Machine configuration:
Red Hat Enterprise Linux Server release 5.11
Dual core CPU
java version "1.7.0_45"
Java(TM) SE Runtime Environment (build 1.7.0_45-b18)
Java HotSpot(TM) 64-Bit Server VM (build 24.45-b08, mixed mode)
How can we find the root cause for long GC from above statements?

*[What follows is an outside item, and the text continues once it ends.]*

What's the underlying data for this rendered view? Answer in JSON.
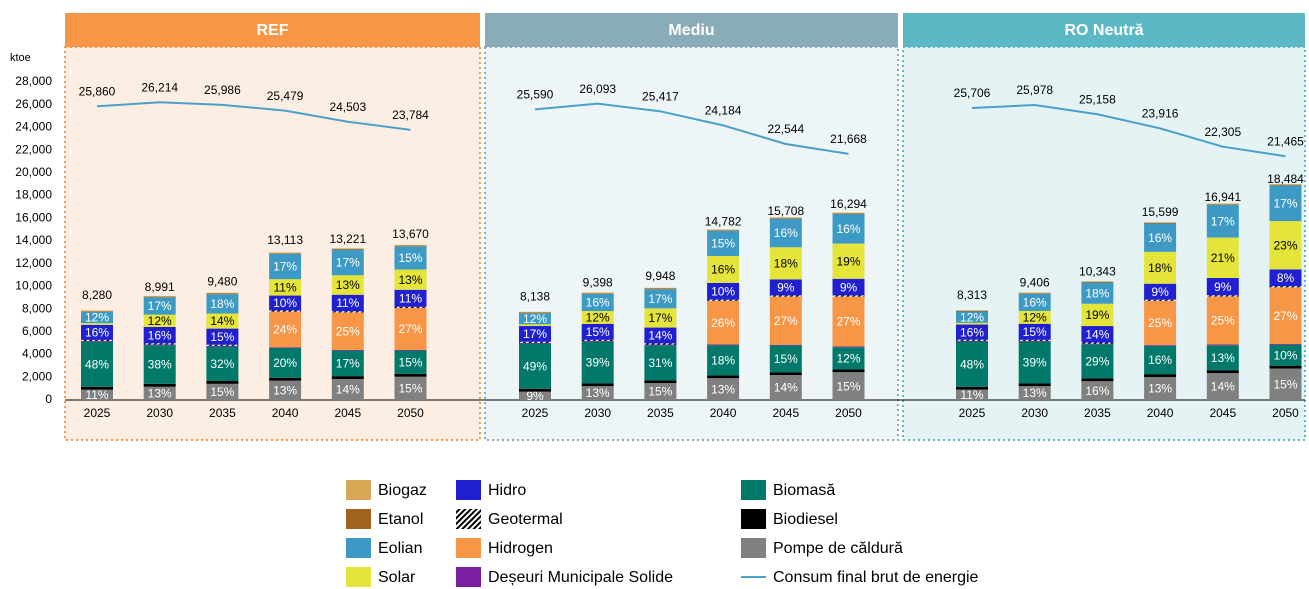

Update to the latest version of Java 8 - you should not be using G1 with Java 7 because it was not production ready at that time. Odds are very good you have hit a now-patched bug. Yes, there are ways to get OpenJDK 8 onto a RHEL 5 box. Yes, your application will increase massively in speed.
Also, this:
-XX:MaxGCPauseMillis=1500
and this:
-Xms2g -Xmx4g
Would suggest you aren't running in the sort of large-heap, low-latency environment G1 is designed for. With a JRE that old, you may be better off with the default (ParallelGC) and maybe tuning a few options to reduce pause times (mileage may vary). Or CMS, which was more mature then and with tuning can be quite stable.
And for goodness sakes, if your app is critical enough that a 30 second GC pause every month is a problem then you can probably afford a system with RHEL 7 and more than dual cores.